Third, ask what a share is worth to this brand. The agency should treat shares as earned distribution beyond the follower graph, and should be able to say whether that is the outcome this particular program needs.
Fourth, ask how the three behaviors are reported. The agency should present them separately, and should be able to explain why a blended engagement rate would obscure the result.
Fifth, ask what the program costs and how the number decomposes. The agency should account for creator fees, production, usage rights, and management as separate lines, and the logic underneath those components is laid out in this cost of influencer marketing guide.
The HireInfluence Model for Instagram Influencer Campaigns
HireInfluence has run as a full-service enterprise influencer marketing agency since 2011, and its about section records a team of 25 or more spread across 10 or more states, with offices in Houston, The Woodlands, Austin, Los Angeles, and New York.
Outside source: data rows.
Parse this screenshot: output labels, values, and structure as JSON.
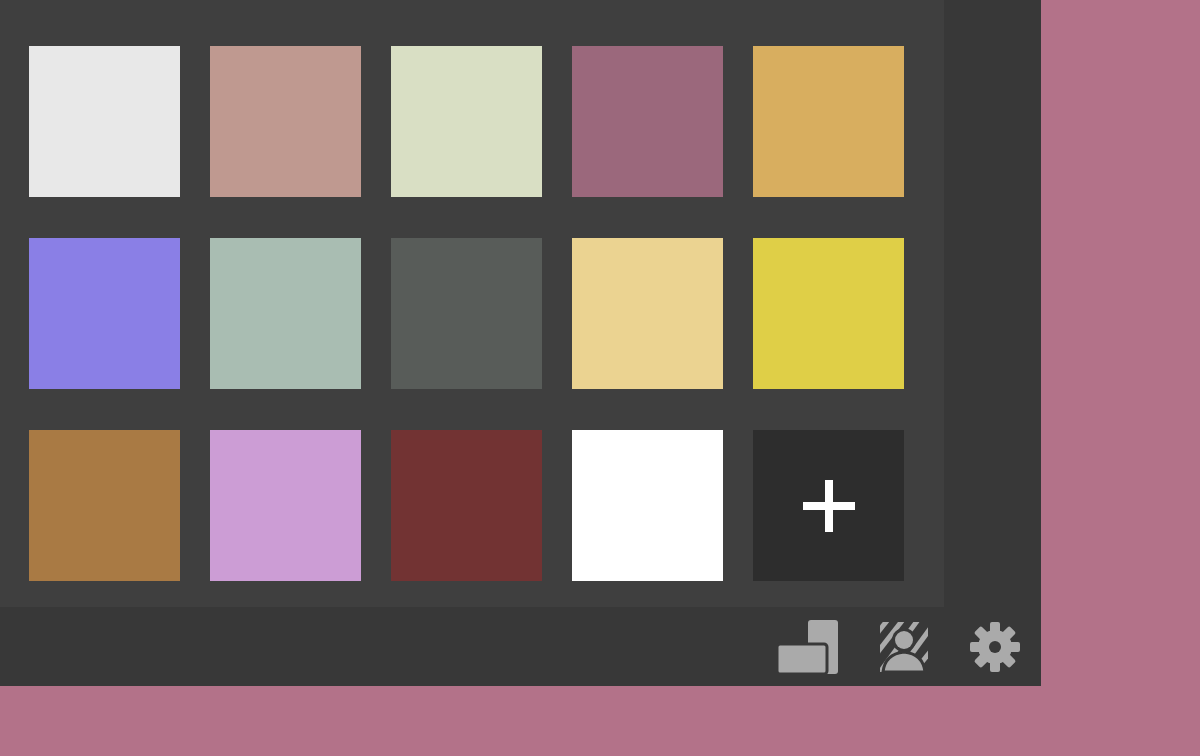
{
  "swatches": [
    {
      "kind": "color",
      "color": "#e8e8e8"
    },
    {
      "kind": "color",
      "color": "#bf9990"
    },
    {
      "kind": "color",
      "color": "#d9dfc4"
    },
    {
      "kind": "color",
      "color": "#9b687c"
    },
    {
      "kind": "color",
      "color": "#d8ae5f"
    },
    {
      "kind": "color",
      "color": "#8a7fe6"
    },
    {
      "kind": "color",
      "color": "#a9bdb2"
    },
    {
      "kind": "color",
      "color": "#585c59"
    },
    {
      "kind": "color",
      "color": "#ebd391"
    },
    {
      "kind": "color",
      "color": "#dfcf47"
    },
    {
      "kind": "color",
      "color": "#a97a44"
    },
    {
      "kind": "color",
      "color": "#cc9dd5"
    },
    {
      "kind": "color",
      "color": "#723333"
    },
    {
      "kind": "color",
      "color": "#ffffff"
    },
    {
      "kind": "add"
    }
  ]
}
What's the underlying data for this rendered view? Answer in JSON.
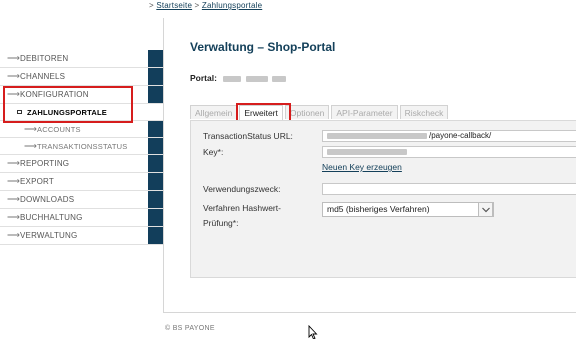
{
  "breadcrumb": {
    "separator1": ">",
    "home": "Startseite",
    "separator2": ">",
    "current": "Zahlungsportale"
  },
  "nav": {
    "arrow": "⟶",
    "items": [
      {
        "label": "DEBITOREN"
      },
      {
        "label": "CHANNELS"
      },
      {
        "label": "KONFIGURATION"
      },
      {
        "label": "ZAHLUNGSPORTALE"
      },
      {
        "label": "ACCOUNTS"
      },
      {
        "label": "TRANSAKTIONSSTATUS"
      },
      {
        "label": "REPORTING"
      },
      {
        "label": "EXPORT"
      },
      {
        "label": "DOWNLOADS"
      },
      {
        "label": "BUCHHALTUNG"
      },
      {
        "label": "VERWALTUNG"
      }
    ]
  },
  "page": {
    "title": "Verwaltung – Shop-Portal",
    "portal_label": "Portal:"
  },
  "tabs": [
    "Allgemein",
    "Erweitert",
    "Optionen",
    "API-Parameter",
    "Riskcheck"
  ],
  "form": {
    "status_url_label": "TransactionStatus URL:",
    "status_url_value": "/payone-callback/",
    "key_label": "Key*:",
    "new_key_link": "Neuen Key erzeugen",
    "purpose_label": "Verwendungszweck:",
    "purpose_value": "",
    "hash_label_1": "Verfahren Hashwert-",
    "hash_label_2": "Prüfung*:",
    "hash_value": "md5 (bisheriges Verfahren)"
  },
  "footer": {
    "text": "© BS PAYONE"
  },
  "colors": {
    "brand_dark": "#123e5b",
    "highlight": "#d61d1d"
  },
  "icons": {
    "nav_arrow": "arrow-right-icon",
    "nav_bullet": "square-bullet-icon",
    "select_caret": "chevron-down-icon",
    "pointer": "mouse-cursor-icon"
  }
}
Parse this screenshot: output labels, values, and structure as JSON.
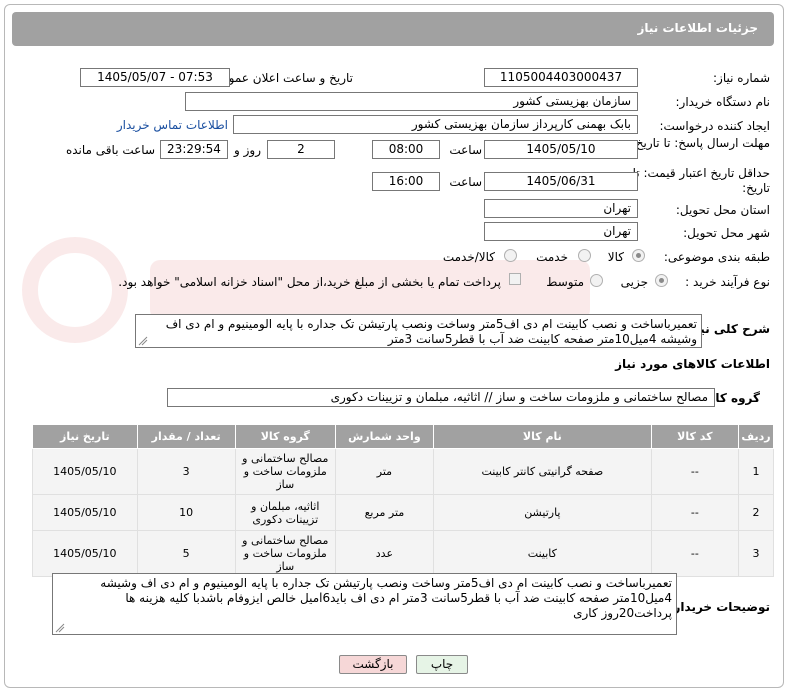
{
  "header": {
    "title": "جزئیات اطلاعات نیاز"
  },
  "fields": {
    "need_number_label": "شماره نیاز:",
    "need_number": "1105004403000437",
    "announce_label": "تاریخ و ساعت اعلان عمومی:",
    "announce_value": "1405/05/07 - 07:53",
    "buyer_org_label": "نام دستگاه خریدار:",
    "buyer_org": "سازمان بهزیستی کشور",
    "creator_label": "ایجاد کننده درخواست:",
    "creator": "بابک بهمنی کارپرداز سازمان بهزیستی کشور",
    "contact_link": "اطلاعات تماس خریدار",
    "send_deadline_label": "مهلت ارسال پاسخ: تا تاریخ:",
    "send_date": "1405/05/10",
    "time_label": "ساعت",
    "send_time": "08:00",
    "days": "2",
    "days_label": "روز و",
    "remaining": "23:29:54",
    "remaining_label": "ساعت باقی مانده",
    "price_validity_label": "حداقل تاریخ اعتبار قیمت: تا تاریخ:",
    "validity_date": "1405/06/31",
    "validity_time": "16:00",
    "province_label": "استان محل تحویل:",
    "province": "تهران",
    "city_label": "شهر محل تحویل:",
    "city": "تهران",
    "category_label": "طبقه بندی موضوعی:",
    "category_options": [
      "کالا",
      "خدمت",
      "کالا/خدمت"
    ],
    "process_label": "نوع فرآیند خرید :",
    "process_options": [
      "جزیی",
      "متوسط"
    ],
    "payment_note": "پرداخت تمام یا بخشی از مبلغ خرید،از محل \"اسناد خزانه اسلامی\" خواهد بود."
  },
  "description": {
    "label": "شرح کلی نیاز:",
    "text": "تعمیرباساخت و نصب کابینت ام دی اف5متر وساخت ونصب پارتیشن تک جداره با پایه الومینیوم و ام دی اف وشیشه 4میل10متر صفحه کابینت ضد آب با قطر5سانت 3متر"
  },
  "goods_section": {
    "title": "اطلاعات کالاهای مورد نیاز",
    "group_label": "گروه کالا:",
    "group_value": "مصالح ساختمانی و ملزومات ساخت و ساز // اثاثیه، مبلمان و تزیینات دکوری"
  },
  "table": {
    "headers": [
      "ردیف",
      "کد کالا",
      "نام کالا",
      "واحد شمارش",
      "گروه کالا",
      "تعداد / مقدار",
      "تاریخ نیاز"
    ],
    "rows": [
      [
        "1",
        "--",
        "صفحه گرانیتی کانتر کابینت",
        "متر",
        "مصالح ساختمانی و ملزومات ساخت و ساز",
        "3",
        "1405/05/10"
      ],
      [
        "2",
        "--",
        "پارتیشن",
        "متر مربع",
        "اثاثیه، مبلمان و تزیینات دکوری",
        "10",
        "1405/05/10"
      ],
      [
        "3",
        "--",
        "کابینت",
        "عدد",
        "مصالح ساختمانی و ملزومات ساخت و ساز",
        "5",
        "1405/05/10"
      ]
    ]
  },
  "buyer_notes": {
    "label": "توضیحات خریدار:",
    "text": "تعمیرباساخت و نصب کابینت ام دی اف5متر وساخت ونصب پارتیشن تک جداره با پایه الومینیوم و ام دی اف وشیشه 4میل10متر صفحه کابینت ضد آب با قطر5سانت 3متر ام دی اف بایدl6میل خالص ایزوفام باشدبا کلیه هزینه ها پرداخت20روز کاری"
  },
  "buttons": {
    "print": "چاپ",
    "back": "بازگشت"
  },
  "colors": {
    "header": "#a1a1a1",
    "link": "#1a4fa0",
    "back_button": "#f6d7d7",
    "print_button": "#e6f4e6"
  }
}
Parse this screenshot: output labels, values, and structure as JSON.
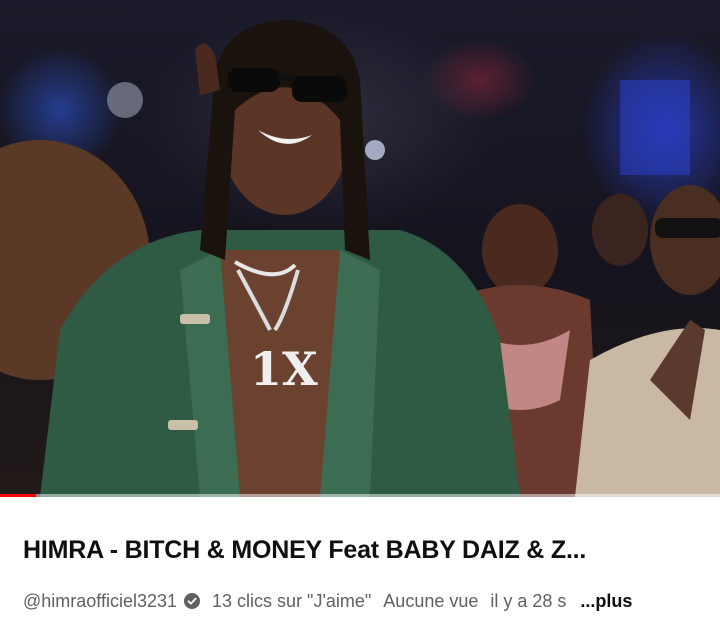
{
  "video": {
    "progress_fraction": 0.05,
    "progress_color": "#ff0000"
  },
  "title": "HIMRA - BITCH & MONEY Feat BABY DAIZ & Z...",
  "channel": "@himraofficiel3231",
  "verified_icon": "verified-badge-icon",
  "likes": "13 clics sur \"J'aime\"",
  "views": "Aucune vue",
  "time_ago": "il y a 28 s",
  "more": "...plus"
}
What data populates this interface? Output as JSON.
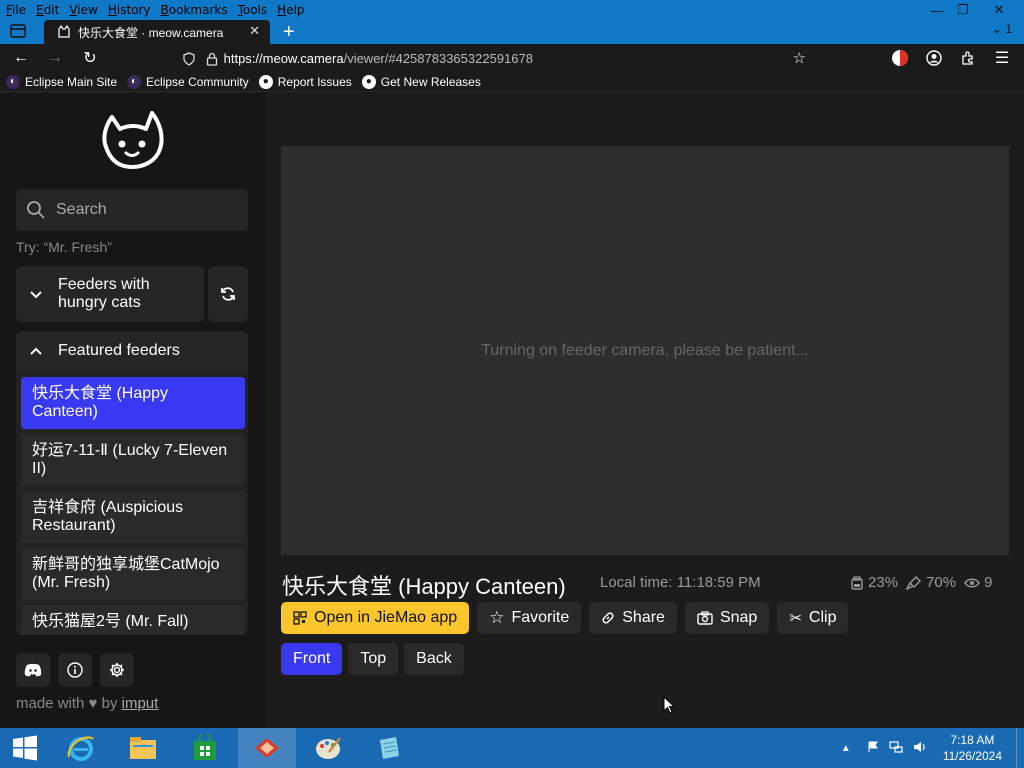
{
  "menu": [
    "File",
    "Edit",
    "View",
    "History",
    "Bookmarks",
    "Tools",
    "Help"
  ],
  "window_controls": {
    "minimize": "—",
    "restore": "❐",
    "close": "✕"
  },
  "tab": {
    "title": "快乐大食堂 · meow.camera",
    "tab_count": "1"
  },
  "nav": {
    "url_host": "https://meow.camera",
    "url_path": "/viewer/#4258783365322591678"
  },
  "bookmarks": [
    "Eclipse Main Site",
    "Eclipse Community",
    "Report Issues",
    "Get New Releases"
  ],
  "sidebar": {
    "search_placeholder": "Search",
    "hint": "Try: “Mr. Fresh”",
    "hungry_section": "Feeders with hungry cats",
    "featured_section": "Featured feeders",
    "feeders": [
      "快乐大食堂 (Happy Canteen)",
      "好运7-11-Ⅱ (Lucky 7-Eleven II)",
      "吉祥食府 (Auspicious Restaurant)",
      "新鲜哥的独享城堡CatMojo (Mr. Fresh)",
      "快乐猫屋2号 (Mr. Fall)"
    ],
    "made_with": "made with",
    "by": "by",
    "author": "imput"
  },
  "viewer": {
    "status": "Turning on feeder camera, please be patient...",
    "feeder_title": "快乐大食堂 (Happy Canteen)",
    "local_time": "Local time: 11:18:59 PM",
    "stats": {
      "food": "23%",
      "cleanliness": "70%",
      "viewers": "9"
    },
    "actions": [
      "Open in JieMao app",
      "Favorite",
      "Share",
      "Snap",
      "Clip"
    ],
    "views": [
      "Front",
      "Top",
      "Back"
    ],
    "active_view": "Front"
  },
  "taskbar": {
    "time": "7:18 AM",
    "date": "11/26/2024"
  }
}
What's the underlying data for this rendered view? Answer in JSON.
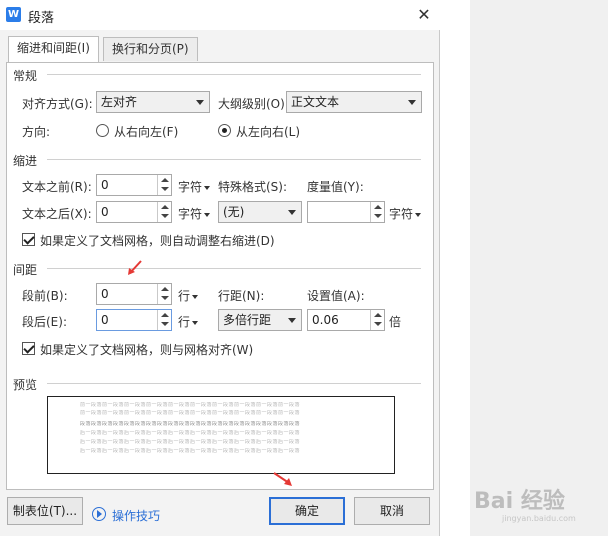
{
  "window": {
    "title": "段落",
    "app_icon": "W"
  },
  "tabs": [
    {
      "label": "缩进和间距(I)",
      "active": true
    },
    {
      "label": "换行和分页(P)",
      "active": false
    }
  ],
  "general": {
    "section_title": "常规",
    "alignment_label": "对齐方式(G):",
    "alignment_value": "左对齐",
    "outline_label": "大纲级别(O):",
    "outline_value": "正文文本",
    "direction_label": "方向:",
    "direction_rtl": "从右向左(F)",
    "direction_ltr": "从左向右(L)",
    "direction_selected": "ltr"
  },
  "indent": {
    "section_title": "缩进",
    "before_label": "文本之前(R):",
    "before_value": "0",
    "before_unit": "字符",
    "after_label": "文本之后(X):",
    "after_value": "0",
    "after_unit": "字符",
    "special_label": "特殊格式(S):",
    "special_value": "(无)",
    "measure_label": "度量值(Y):",
    "measure_value": "",
    "measure_unit": "字符",
    "auto_adjust_label": "如果定义了文档网格，则自动调整右缩进(D)",
    "auto_adjust_checked": true
  },
  "spacing": {
    "section_title": "间距",
    "before_label": "段前(B):",
    "before_value": "0",
    "before_unit": "行",
    "after_label": "段后(E):",
    "after_value": "0",
    "after_unit": "行",
    "line_label": "行距(N):",
    "line_value": "多倍行距",
    "setting_label": "设置值(A):",
    "setting_value": "0.06",
    "setting_unit": "倍",
    "snap_grid_label": "如果定义了文档网格，则与网格对齐(W)",
    "snap_grid_checked": true
  },
  "preview": {
    "section_title": "预览",
    "lines": [
      "前一段落前一段落前一段落前一段落前一段落前一段落前一段落前一段落前一段落前一段落",
      "前一段落前一段落前一段落前一段落前一段落前一段落前一段落前一段落前一段落前一段落",
      "段落段落段落段落段落段落段落段落段落段落段落段落段落段落段落段落段落段落段落段落",
      "后一段落后一段落后一段落后一段落后一段落后一段落后一段落后一段落后一段落后一段落",
      "后一段落后一段落后一段落后一段落后一段落后一段落后一段落后一段落后一段落后一段落",
      "后一段落后一段落后一段落后一段落后一段落后一段落后一段落后一段落后一段落后一段落"
    ]
  },
  "footer": {
    "tabs_button": "制表位(T)...",
    "tips_link": "操作技巧",
    "ok_button": "确定",
    "cancel_button": "取消"
  },
  "colors": {
    "accent": "#2b6fd6",
    "annotation_arrow": "#e53935",
    "dialog_bg": "#f3f3f3"
  },
  "watermark": {
    "text": "Bai 经验",
    "sub": "jingyan.baidu.com"
  }
}
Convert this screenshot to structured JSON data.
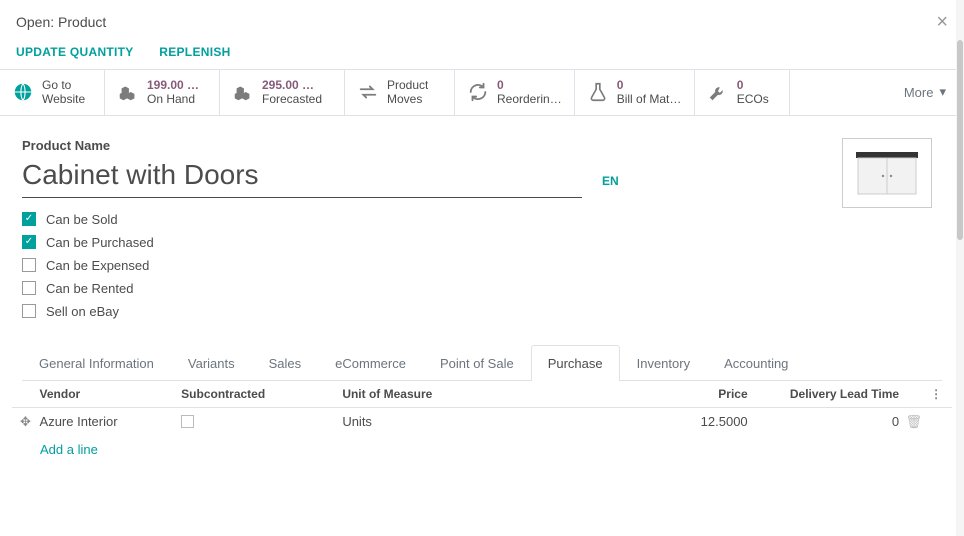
{
  "modal": {
    "title": "Open: Product"
  },
  "actions": {
    "update_qty": "UPDATE QUANTITY",
    "replenish": "REPLENISH"
  },
  "stats": {
    "goto": {
      "line1": "Go to",
      "line2": "Website"
    },
    "onhand": {
      "value": "199.00 …",
      "label": "On Hand"
    },
    "forecast": {
      "value": "295.00 …",
      "label": "Forecasted"
    },
    "moves": {
      "line1": "Product",
      "line2": "Moves"
    },
    "reorder": {
      "value": "0",
      "label": "Reorderin…"
    },
    "bom": {
      "value": "0",
      "label": "Bill of Mat…"
    },
    "eco": {
      "value": "0",
      "label": "ECOs"
    },
    "more": "More"
  },
  "product": {
    "name_label": "Product Name",
    "name": "Cabinet with Doors",
    "lang": "EN"
  },
  "checks": [
    {
      "label": "Can be Sold",
      "checked": true
    },
    {
      "label": "Can be Purchased",
      "checked": true
    },
    {
      "label": "Can be Expensed",
      "checked": false
    },
    {
      "label": "Can be Rented",
      "checked": false
    },
    {
      "label": "Sell on eBay",
      "checked": false
    }
  ],
  "tabs": [
    "General Information",
    "Variants",
    "Sales",
    "eCommerce",
    "Point of Sale",
    "Purchase",
    "Inventory",
    "Accounting"
  ],
  "active_tab": 5,
  "table": {
    "headers": {
      "vendor": "Vendor",
      "sub": "Subcontracted",
      "uom": "Unit of Measure",
      "price": "Price",
      "dlt": "Delivery Lead Time"
    },
    "rows": [
      {
        "vendor": "Azure Interior",
        "sub": false,
        "uom": "Units",
        "price": "12.5000",
        "dlt": "0"
      }
    ],
    "add": "Add a line"
  }
}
The firm operates at a six-figure engagement floor, which is what pays for measurement infrastructure capable of separating three engagement behaviors instead of averaging them into one reportable number. Programs have run for Microsoft, Meta, Ricola, McDonald’s, Southwest Airlines, and Oreo. The firm was named Marketing Agency of the Year at the 2024 MUSE Creative Awards and Digital Marketing Agency of the Year at the 2026 U.S. Agency Awards, and it has been a TikTok Shop Lite Program partner since July 2024. Brands scoping an Instagram program can reach the team through the contact page.
Founder and CEO Jason Pampell spent years managing content rights, licensing, and strategic media partnerships at Forbes and Billboard before founding the firm in 2011, and the discipline he practiced there is the direct ancestor of the format problem this research describes. A licensing desk never asks whether a property is good. It asks what the property is for, because a photograph cleared for a cover and the same photograph cleared for a poster are different assets governed by different terms, and confusing them is how a rights holder gives away value without noticing. Matching talent to property means knowing the use before the negotiation opens. A brand that casts a creator before naming the behavior it needs has made the same error in the other direction.
The benchmark research makes the final case on its own terms. When a platform has three engagement behaviors and a brief has one word for all of them, the campaign is not being measured against its objective, because it was never given one.